New guidance puts customer vulnerability systems under the spotlight
The new vulnerability guidance from the Chartered Insurance Institute (CII) is a significant step forward for both the insurance and personal finance sectors – and offers much across all of financial services. It provides firms with clear and comprehensive guidance of what ‘good’ looks like when it comes to supporting vulnerable customers. Just as important is the access to a clear action plan to help firms not only embrace, but embed the principles-based guidance of Consumer Duty – something that has been a real stumbling block for many.
Crucially, the guidance explains what this all means for the IT systems that underpin these processes to deliver the efficiencies that make Consumer Duty far easier and cheaper to achieve. Firms require clear structure and data that is both robust and consistent, to more readily enable detailed reporting backed by evidence. There’s no question that this requires technology – and the CII’s guidance serves to emphasise this.
Without such systems in place, firms are left data-poor – limited by inconsistent and subjective identification of vulnerable customers, delayed support pathways and insufficiently robust audit trails. Above all, customers face outcomes that fall far short of Consumer Duty. It’s about much more than achieving compliance though. Without the right technology, firms cannot understand customers well enough to unlock both the competitive advantages and commercial benefits of responding to their needs and delivering a greater service.
Leveraging the right technology
The CII has long documented the firms’ struggles to fully rise to the occasion, particularly while they transition away from more prescriptive regulation. It is well known that managing customer vulnerability is the hardest part of Consumer Duty. The FCA themselves has long advocated for technology adoption – to not just shore up, but to streamline vulnerability management.
After all, customer vulnerability is complex, dynamic and changes over time. And, given the increased scope of Consumer Duty, the tick-boxes and comment boxes of the CRMs of old are simply not up to the task. That’s why the CII’s new guidance puts significant emphasis on systems that can identify, record, monitor and report on customer vulnerability – and consumer outcomes – in an objective, consistent and structured manner.
While some have tried to ‘Frankenstein’ current systems, or build their own, the most efficient and cost-effective solution for firms is to adopt or integrate one of the purpose-built systems currently available.
A practical systems checklist
For firms looking at how they should invest in technology, the guidance provides a practical checklist to ensure that systems meet the required standards. The list is comprehensive, but is split into five key areas.

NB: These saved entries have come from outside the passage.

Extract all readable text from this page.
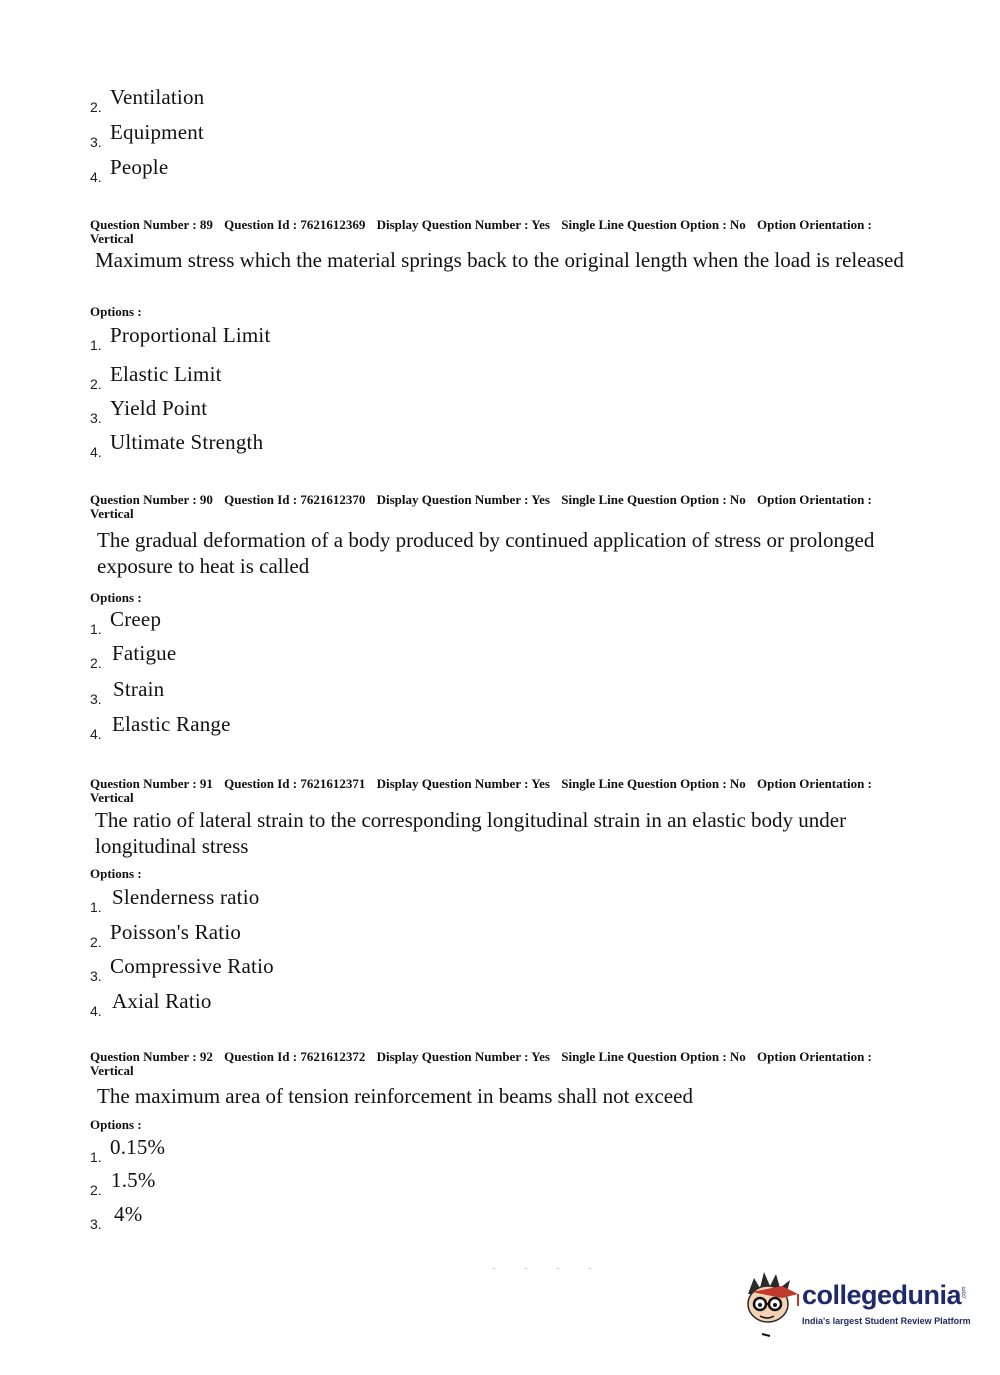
2. Ventilation
3. Equipment
4. People
Question Number : 89 Question Id : 7621612369 Display Question Number : Yes Single Line Question Option : No Option Orientation : Vertical
Maximum stress which the material springs back to the original length when the load is released
Options :
1. Proportional Limit
2. Elastic Limit
3. Yield Point
4. Ultimate Strength
Question Number : 90 Question Id : 7621612370 Display Question Number : Yes Single Line Question Option : No Option Orientation : Vertical
The gradual deformation of a body produced by continued application of stress or prolonged exposure to heat is called
Options :
1. Creep
2. Fatigue
3. Strain
4. Elastic Range
Question Number : 91 Question Id : 7621612371 Display Question Number : Yes Single Line Question Option : No Option Orientation : Vertical
The ratio of lateral strain to the corresponding longitudinal strain in an elastic body under longitudinal stress
Options :
1. Slenderness ratio
2. Poisson's Ratio
3. Compressive Ratio
4. Axial Ratio
Question Number : 92 Question Id : 7621612372 Display Question Number : Yes Single Line Question Option : No Option Orientation : Vertical
The maximum area of tension reinforcement in beams shall not exceed
Options :
1. 0.15%
2. 1.5%
3. 4%
. . . .
collegedunia .com
India's largest Student Review Platform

Firstly is identification and classification. The priority here is that any system goes beyond subjective opinions – and their often binary approach, using yes/no flagging. Firms need to adopt a comprehensive framework for classification built around circumstances, severity and coping mechanisms. This should also include support needs – and the relevant tracking, to identify any support offered and what success it achieved. Firms should also ask if any system is capable of recognising a person’s multiple, overlapping vulnerabilities – or managing customer vulnerability across groups such as households – two key developments added this year to the MorganAsh Resilience System (MARS).
Next is data protection – which remains a hot topic. Can a system store data securely, with appropriate encryption and suitable compliance with GDPR? While concerns are fair, this has long been many firms’ scapegoat (and get out of jail card). However, dedicated systems not only provide a high-level measurement of vulnerability – such as the MARS Resilience Rating – which can be shared across the distribution chain, they also keep data secure, accurate, readily available for access requests and filtered based on role or need.

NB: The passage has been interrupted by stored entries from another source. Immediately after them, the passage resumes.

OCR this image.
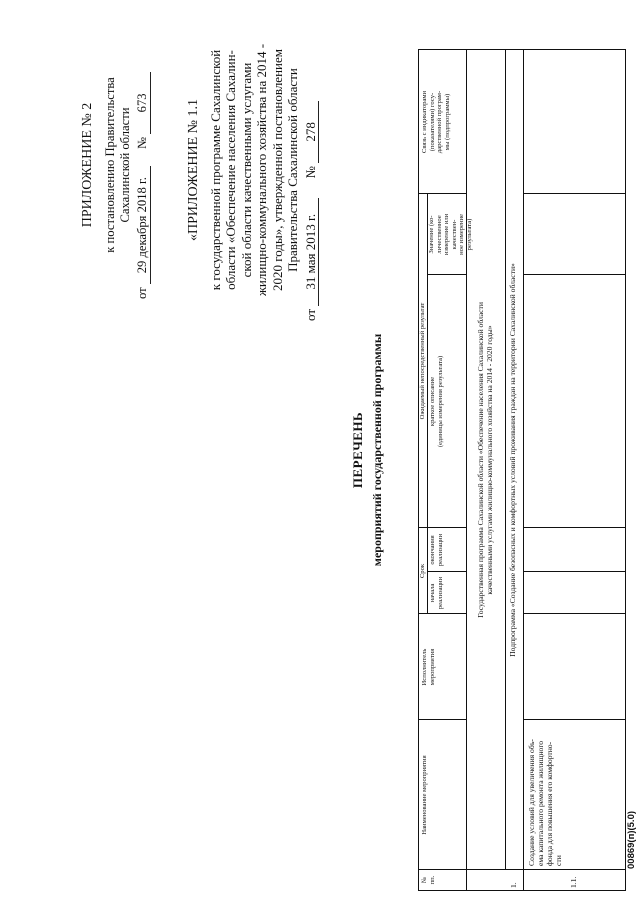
ПРИЛОЖЕНИЕ № 2 к постановлению Правительства Сахалинской области
от 29 декабря 2018 г. № 673	«ПРИЛОЖЕНИЕ № 1.1 к государственной программе Сахалинской области «Обеспечение населения Сахалин- ской области качественными услугами жилищно-коммунального хозяйства на 2014 - 2020 годы», утвержденной постановлением Правительства Сахалинской области
от 31 мая 2013 г. № 278
ПЕРЕЧЕНЬ мероприятий государственной программы
№
пп.
Наименование мероприятия
Исполнитель
мероприятия
Срок
начала
реализации
окончания
реализации
Ожидаемый непосредственный результат краткое описание
(единицы измерения результата)
Значение (ко-
личественное
измерение или
качествен-
ное измерение
результата)
Связь с индикаторами
(показателями) госу-
дарственной програм-
мы (подпрограммы)
Государственная программа Сахалинской области «Обеспечение населения Сахалинской области
качественными услугами жилищно-коммунального хозяйства на 2014 - 2020 годы»
1.
Подпрограмма «Создание безопасных и комфортных условий проживания граждан на территории Сахалинской области»
1.1.
Создание условий для увеличения объ-
ема капитального ремонта жилищного
фонда для повышения его комфортно-
сти	00869(п)(5.0)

Thirdly is lifecycle management – which gives firms the ability to record data, and changes in data, over the lifetime of products and services. Not only is this critical in understanding how circumstances have changed, it ensures that firms remain alert – particularly if systems can prompt for scheduled reviews based on risk and product type.

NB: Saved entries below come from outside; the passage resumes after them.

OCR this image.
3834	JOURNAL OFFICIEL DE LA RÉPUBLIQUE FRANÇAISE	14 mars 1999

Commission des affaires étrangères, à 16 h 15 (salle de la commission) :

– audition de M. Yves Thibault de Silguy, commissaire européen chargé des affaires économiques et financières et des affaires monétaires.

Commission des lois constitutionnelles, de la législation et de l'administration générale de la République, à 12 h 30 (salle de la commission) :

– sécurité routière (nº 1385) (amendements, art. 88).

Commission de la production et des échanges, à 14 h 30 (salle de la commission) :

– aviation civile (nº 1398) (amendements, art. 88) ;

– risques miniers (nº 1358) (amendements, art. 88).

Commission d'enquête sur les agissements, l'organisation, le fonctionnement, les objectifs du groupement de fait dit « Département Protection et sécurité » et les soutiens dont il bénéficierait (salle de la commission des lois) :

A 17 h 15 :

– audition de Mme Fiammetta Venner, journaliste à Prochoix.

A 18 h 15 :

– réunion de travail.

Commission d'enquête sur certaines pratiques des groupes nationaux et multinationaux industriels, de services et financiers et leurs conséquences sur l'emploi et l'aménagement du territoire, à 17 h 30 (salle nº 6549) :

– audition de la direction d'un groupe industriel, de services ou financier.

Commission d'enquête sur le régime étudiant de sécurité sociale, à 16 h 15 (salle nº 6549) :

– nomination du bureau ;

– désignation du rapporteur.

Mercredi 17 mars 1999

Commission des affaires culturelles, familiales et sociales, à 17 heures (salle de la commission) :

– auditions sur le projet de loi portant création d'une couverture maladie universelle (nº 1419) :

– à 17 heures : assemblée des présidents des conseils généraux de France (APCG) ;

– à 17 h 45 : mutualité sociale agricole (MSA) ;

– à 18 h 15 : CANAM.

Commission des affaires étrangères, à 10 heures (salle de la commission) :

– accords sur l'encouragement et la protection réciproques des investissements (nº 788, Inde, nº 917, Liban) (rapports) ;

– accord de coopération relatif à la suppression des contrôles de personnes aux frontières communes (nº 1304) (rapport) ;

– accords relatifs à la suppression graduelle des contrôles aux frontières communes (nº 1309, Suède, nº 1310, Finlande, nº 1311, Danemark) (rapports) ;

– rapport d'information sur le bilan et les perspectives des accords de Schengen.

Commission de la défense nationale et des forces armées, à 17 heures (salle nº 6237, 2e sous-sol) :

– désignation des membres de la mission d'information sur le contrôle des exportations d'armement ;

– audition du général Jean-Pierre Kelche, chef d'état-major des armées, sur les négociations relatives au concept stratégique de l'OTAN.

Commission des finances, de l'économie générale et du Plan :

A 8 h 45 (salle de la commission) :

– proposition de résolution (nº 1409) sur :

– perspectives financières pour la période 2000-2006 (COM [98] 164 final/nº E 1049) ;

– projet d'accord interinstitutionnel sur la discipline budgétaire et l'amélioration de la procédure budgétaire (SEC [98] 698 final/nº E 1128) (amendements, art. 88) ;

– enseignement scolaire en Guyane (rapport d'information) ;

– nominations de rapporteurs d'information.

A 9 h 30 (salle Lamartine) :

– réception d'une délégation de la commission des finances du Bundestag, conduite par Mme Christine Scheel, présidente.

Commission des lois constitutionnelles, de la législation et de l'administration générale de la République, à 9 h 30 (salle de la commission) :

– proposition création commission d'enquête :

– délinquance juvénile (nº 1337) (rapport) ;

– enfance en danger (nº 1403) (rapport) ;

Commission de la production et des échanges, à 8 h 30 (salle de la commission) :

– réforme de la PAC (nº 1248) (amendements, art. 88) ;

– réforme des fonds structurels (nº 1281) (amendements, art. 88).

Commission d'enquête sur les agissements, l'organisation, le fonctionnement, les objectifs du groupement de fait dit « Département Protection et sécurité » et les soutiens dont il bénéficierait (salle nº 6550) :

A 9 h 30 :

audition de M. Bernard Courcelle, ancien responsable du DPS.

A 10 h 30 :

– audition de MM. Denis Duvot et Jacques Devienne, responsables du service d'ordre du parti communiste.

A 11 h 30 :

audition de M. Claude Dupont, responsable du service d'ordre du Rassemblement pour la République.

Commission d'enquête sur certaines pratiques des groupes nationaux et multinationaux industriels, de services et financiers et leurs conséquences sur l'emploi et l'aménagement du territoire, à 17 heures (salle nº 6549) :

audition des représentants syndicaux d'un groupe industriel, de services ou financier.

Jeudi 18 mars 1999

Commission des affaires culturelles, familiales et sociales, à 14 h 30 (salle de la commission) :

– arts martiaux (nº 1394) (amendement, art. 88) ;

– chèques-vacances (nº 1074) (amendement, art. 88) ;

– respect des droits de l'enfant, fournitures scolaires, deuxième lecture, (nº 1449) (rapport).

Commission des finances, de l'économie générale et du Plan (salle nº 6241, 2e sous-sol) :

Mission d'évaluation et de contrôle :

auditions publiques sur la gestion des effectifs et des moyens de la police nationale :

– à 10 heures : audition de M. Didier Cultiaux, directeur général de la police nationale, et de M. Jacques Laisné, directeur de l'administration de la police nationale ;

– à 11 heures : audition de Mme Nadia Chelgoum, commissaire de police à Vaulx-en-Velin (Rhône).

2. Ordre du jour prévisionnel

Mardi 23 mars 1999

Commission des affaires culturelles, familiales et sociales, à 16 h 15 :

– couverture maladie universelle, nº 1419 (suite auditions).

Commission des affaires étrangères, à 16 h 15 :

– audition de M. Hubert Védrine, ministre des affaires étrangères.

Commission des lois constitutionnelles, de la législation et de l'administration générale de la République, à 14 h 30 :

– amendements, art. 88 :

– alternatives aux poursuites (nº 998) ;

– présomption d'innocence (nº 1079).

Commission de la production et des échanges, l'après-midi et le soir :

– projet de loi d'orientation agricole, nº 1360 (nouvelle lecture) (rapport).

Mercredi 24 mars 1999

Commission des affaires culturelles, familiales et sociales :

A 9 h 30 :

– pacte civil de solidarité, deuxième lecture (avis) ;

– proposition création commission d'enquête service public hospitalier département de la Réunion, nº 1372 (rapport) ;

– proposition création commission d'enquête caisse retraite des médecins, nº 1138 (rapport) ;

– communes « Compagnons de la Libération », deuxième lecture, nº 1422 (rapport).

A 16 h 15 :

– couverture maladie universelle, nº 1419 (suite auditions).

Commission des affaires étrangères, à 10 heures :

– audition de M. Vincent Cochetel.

Fourth is meaningful reporting – aggregating data across vulnerability cohorts and trends over time to recognise gaps in identification, outcomes and the effectiveness of intervention. Combine this with the final point – a clear audit trail – and these key components can put that vital intelligence in the hands of firms to ensure that reporting and compliance isn’t a mad scramble or a shot in the dark.
Seizing the opportunity
This comprehensive checklist is not made of up ‘nice-to-haves’ but essential components for any customer vulnerability management system that is genuinely up to the task. While it may all sound onerous, leveraging the right technology enables firms to streamline processes, drive efficiencies and unlock significant intelligence – transforming customer vulnerability from being just a compliance commitment into a strategic opportunity.
For too long, the conversation has been all about the stick, rather than the carrot, and that has not helped. Through our own platform MARS, we have seen firsthand that businesses have embedded the Duty’s principles, embraced the technology and are reaping the commercial benefits. With this checklist, there is no reason why more firms shouldn’t join them on this journey.